Emily Snook is the daughter of a Southern Baptist pastor. She met her husband, also a pastor, while they attended a Southern Baptist university
Yet the 39-year-old Oklahoma woman now finds herself wondering if it’s time to leave the nation’s largest Protestant denomination, in part because of practices and attitudes that limit women’s roles.
“Every day I ask that,” Snook said. “I don’t know what the right answer is.”
She’s not alone. Among the millions of women belonging to churches of the Southern Baptist Convention, there are many who have questioned the faith’s gender-role doctrine and more recently urged a stronger response to disclosures of sexual abuse perpetrated by SBC clergy.
For many SBC women, even those committed to staying, the topic of gender became more volatile this month when popular Bible teacher Beth Moore said she no longer considered herself Southern Baptist.
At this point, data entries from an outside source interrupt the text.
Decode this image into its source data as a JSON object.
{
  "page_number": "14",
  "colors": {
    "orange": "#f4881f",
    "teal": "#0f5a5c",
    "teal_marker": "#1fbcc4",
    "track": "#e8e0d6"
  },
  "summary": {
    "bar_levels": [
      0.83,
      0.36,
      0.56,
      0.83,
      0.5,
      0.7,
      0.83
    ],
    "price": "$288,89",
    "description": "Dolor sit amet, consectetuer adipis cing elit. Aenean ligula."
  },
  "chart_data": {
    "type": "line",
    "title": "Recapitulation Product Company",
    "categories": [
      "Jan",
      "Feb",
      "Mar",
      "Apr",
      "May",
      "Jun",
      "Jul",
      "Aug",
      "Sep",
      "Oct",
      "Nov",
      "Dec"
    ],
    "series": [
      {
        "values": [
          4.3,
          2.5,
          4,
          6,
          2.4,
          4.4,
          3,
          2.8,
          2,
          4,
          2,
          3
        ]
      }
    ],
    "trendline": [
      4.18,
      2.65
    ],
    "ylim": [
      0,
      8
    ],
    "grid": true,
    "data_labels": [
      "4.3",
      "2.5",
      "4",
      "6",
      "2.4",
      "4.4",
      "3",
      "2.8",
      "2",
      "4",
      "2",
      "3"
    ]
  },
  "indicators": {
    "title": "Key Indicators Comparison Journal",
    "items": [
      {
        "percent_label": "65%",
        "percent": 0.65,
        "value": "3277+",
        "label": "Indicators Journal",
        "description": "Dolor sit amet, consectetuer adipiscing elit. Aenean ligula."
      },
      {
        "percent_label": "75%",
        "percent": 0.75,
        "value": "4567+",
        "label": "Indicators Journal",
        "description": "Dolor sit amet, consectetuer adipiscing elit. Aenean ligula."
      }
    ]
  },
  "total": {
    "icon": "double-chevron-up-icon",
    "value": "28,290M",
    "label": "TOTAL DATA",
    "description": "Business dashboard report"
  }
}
Moore, perhaps the best-known evangelical woman in the world, had drawn the ire of some SBC conservatives for speaking out against Donald Trump in 2016 and suggesting the denomination had problems with sexism.
Karen Swallow Prior, a professor of English and Christianity and Culture at Southeastern Baptist Theological Seminary, has belonged to an SBC megachurch and wrote a passionate article in February explaining why she remains Southern Baptist.
Yet she is among a number of SBC women publicly sharing their dismay about sex abuse and the vitriol directed at Moore.
“Beth has been scorned, mocked, and slandered while doing exactly what the denomination has determined she could and should do: be a woman teaching other women,” Prior said via email.
“I cannot count the number of women who have reached out to me over the past few years, lamenting and grieving the way women have been and are being treated in some SBC churches and by some denominational leaders,” Prior added. “If these women leave, it won’t be because Beth left. It will be because the men the Baptist Faith and Message says are supposed to lead in Christ-like ways have failed to do so.”
Prior was referring to the doctrine adopted by the SBC in 2000 which espouses male leadership in the home and the church and says a wife “is to submit herself graciously to the servant leadership of her husband.” It specifies that women cannot be pastors, citing the Apostle Paul’s biblical admonition, “I do not allow a woman to teach or to have authority over a man; instead, she is to remain quiet.”
Moore, through three decades as a Bible teacher, focused her outreach on women, but sometimes taught before audiences that also included men.
Snook, who lives in Norman, Oklahoma, said she grew up being taught that men were leaders in the church and the home “to protect women, to lift them up.”